Peterson went on to stress the significance of Kraig Kahler’s son, Sean, in determining the verdict.
Sean Kahler, 12, was the only survivor of the November 2009 Burlingame murders.
“At some point,” Peterson said, “[Sean] may very well need to find his father… to try and understand what happened.
“He may need his father to apologize,” he said.
The defense also called Kraig’s parents, Patricia and Wayne Kahler, to the stand.
Patricia Kahler recalled Kraig’s childhood, his love for the outdoors and his relationship with his son.
Jones asked Patricia Kahler whether she still loved her son.
“I have always wondered how a person can forgive someone for doing something as bad as this,” she said. “I could not carry, for the rest of my life, any hate for Kraig.

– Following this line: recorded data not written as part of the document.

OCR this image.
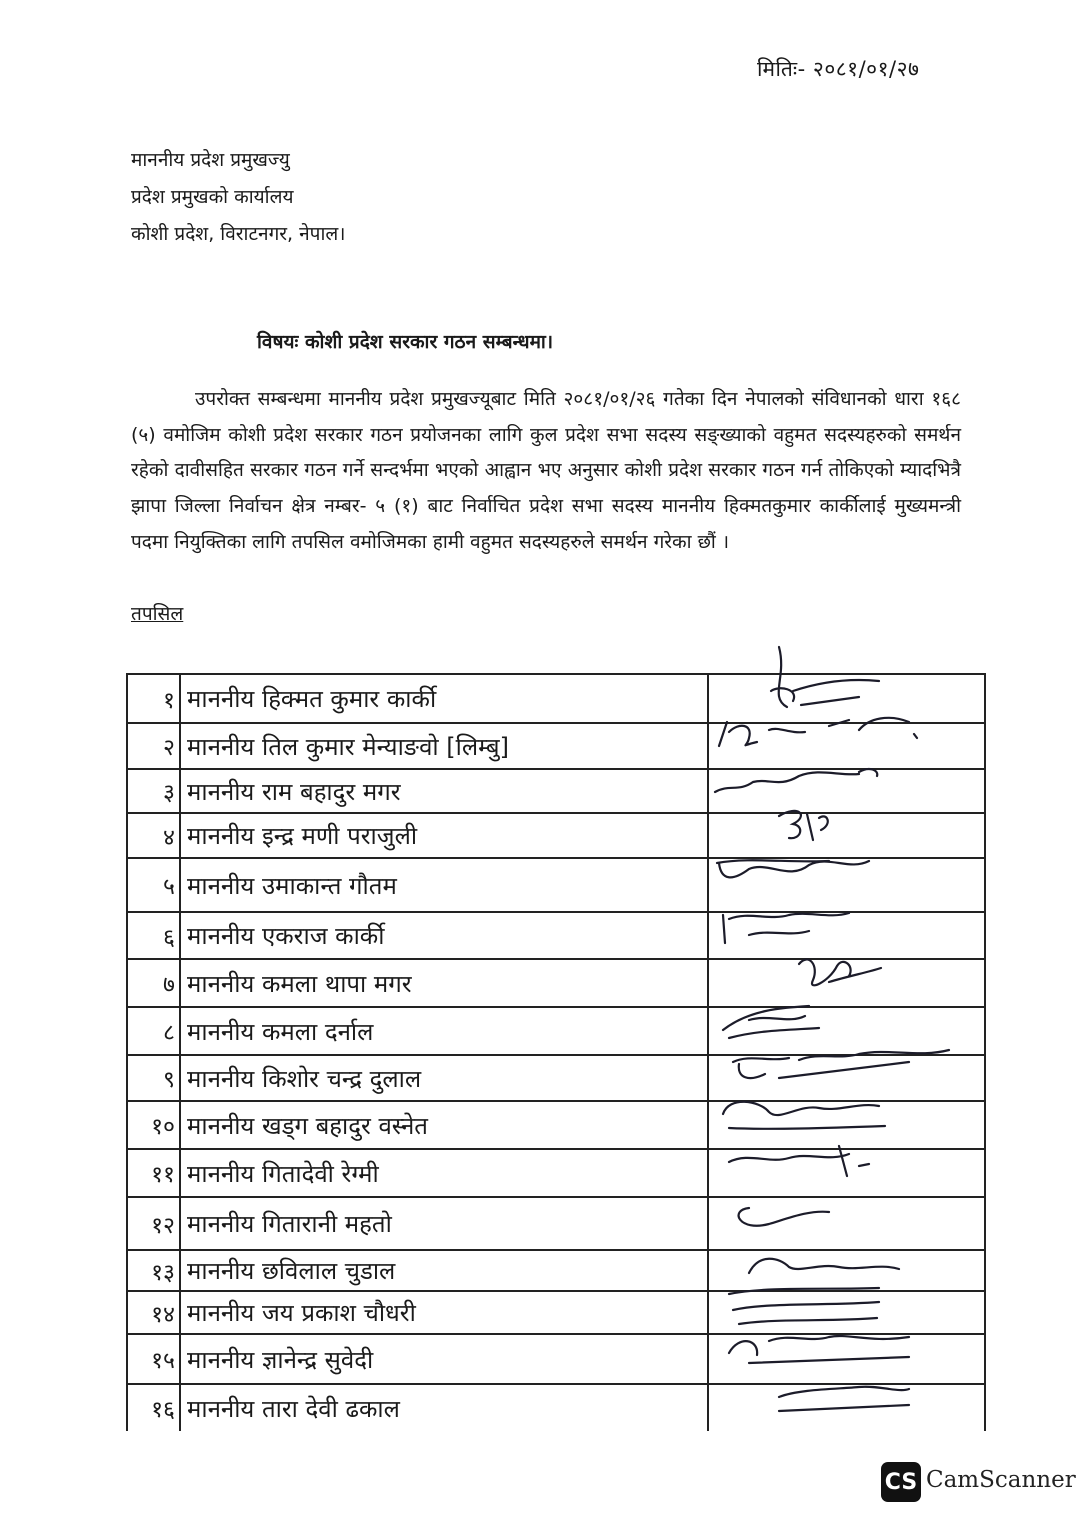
मितिः- २०८१/०१/२७
माननीय प्रदेश प्रमुखज्यु
प्रदेश प्रमुखको कार्यालय
कोशी प्रदेश, विराटनगर, नेपाल।
विषयः कोशी प्रदेश सरकार गठन सम्बन्धमा।
उपरोक्त सम्बन्धमा माननीय प्रदेश प्रमुखज्यूबाट मिति २०८१/०१/२६ गतेका दिन नेपालको संविधानको धारा १६८ (५) वमोजिम कोशी प्रदेश सरकार गठन प्रयोजनका लागि कुल प्रदेश सभा सदस्य सङ्ख्याको वहुमत सदस्यहरुको समर्थन रहेको दावीसहित सरकार गठन गर्ने सन्दर्भमा भएको आह्वान भए अनुसार कोशी प्रदेश सरकार गठन गर्न तोकिएको म्यादभित्रै झापा जिल्ला निर्वाचन क्षेत्र नम्बर- ५ (१) बाट निर्वाचित प्रदेश सभा सदस्य माननीय हिक्मतकुमार कार्कीलाई मुख्यमन्त्री पदमा नियुक्तिका लागि तपसिल वमोजिमका हामी वहुमत सदस्यहरुले समर्थन गरेका छौं ।
तपसिल
१ माननीय हिक्मत कुमार कार्की
२ माननीय तिल कुमार मेन्याङवो [लिम्बु]
३ माननीय राम बहादुर मगर
४ माननीय इन्द्र मणी पराजुली
५ माननीय उमाकान्त गौतम
६ माननीय एकराज कार्की
७ माननीय कमला थापा मगर
८ माननीय कमला दर्नाल
९ माननीय किशोर चन्द्र दुलाल
१० माननीय खड्ग बहादुर वस्नेत
११ माननीय गितादेवी रेग्मी
१२ माननीय गितारानी महतो
१३ माननीय छविलाल चुडाल
१४ माननीय जय प्रकाश चौधरी
१५ माननीय ज्ञानेन्द्र सुवेदी
१६ माननीय तारा देवी ढकाल
CS CamScanner
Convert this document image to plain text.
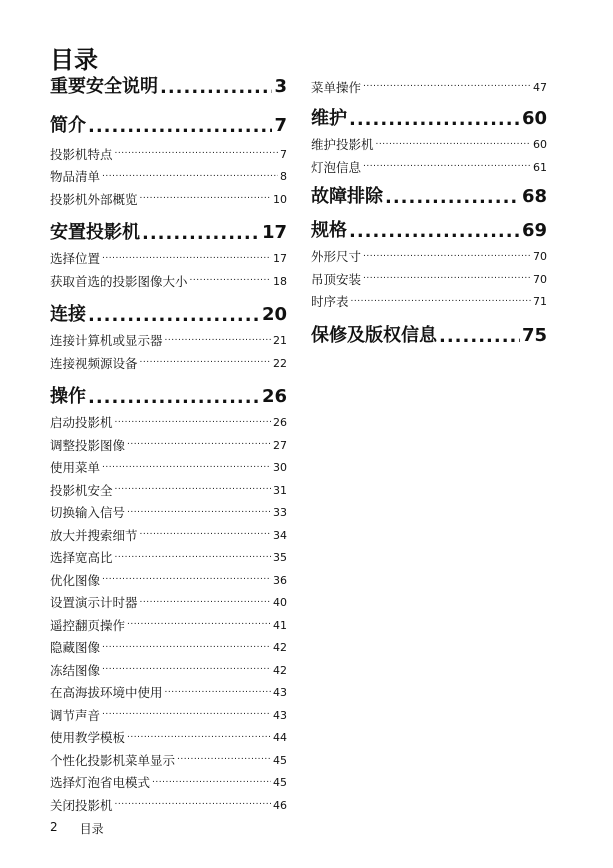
目录
重要安全说明 .....	3
简介 .....	7
投影机特点 .....	7
物品清单 .....	8
投影机外部概览 .....	10
安置投影机 .....	17
选择位置 .....	17
获取首选的投影图像大小 .....	18
连接 .....	20
连接计算机或显示器 .....	21
连接视频源设备 .....	22
操作 .....	26
启动投影机 .....	26
调整投影图像 .....	27
使用菜单 .....	30
投影机安全 .....	31
切换输入信号 .....	33
放大并搜索细节 .....	34
选择宽高比 .....	35
优化图像 .....	36
设置演示计时器 .....	40
遥控翻页操作 .....	41
隐藏图像 .....	42
冻结图像 .....	42
在高海拔环境中使用 .....	43
调节声音 .....	43
使用教学模板 .....	44
个性化投影机菜单显示 .....	45
选择灯泡省电模式 .....	45
关闭投影机 .....	46
菜单操作 .....	47
维护 .....	60
维护投影机 .....	60
灯泡信息 .....	61
故障排除 .....	68
规格 .....	69
外形尺寸 .....	70
吊顶安装 .....	70
时序表 .....	71
保修及版权信息 .....	75
2 目录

I can’t do that.”
When asked if she would like to see her son receive the death penalty — instead of life in prison — she paused, seemingly deep in thought, and then sighed.
“I don’t want either one,” she said.
Wayne Kahler, as softspoken as his wife, was the last to take the stand before the court adjourned for lunch.
Vogelsberg asked Wayne Kahler about Kraig and Sean’s relationship, and how the death penalty would affect Sean.
“They were so close,” he said, fighting back tears. “It would be terrible.”
The last death penalty imposed by a Kansas jury was for the 1996 murder of Mary Anne and Mary Elizabeth Pusch at the hands of Michael Marsh, although the U.S. Supreme Court overturned the decision in June 2006.
The state has not executed anyone since 1965.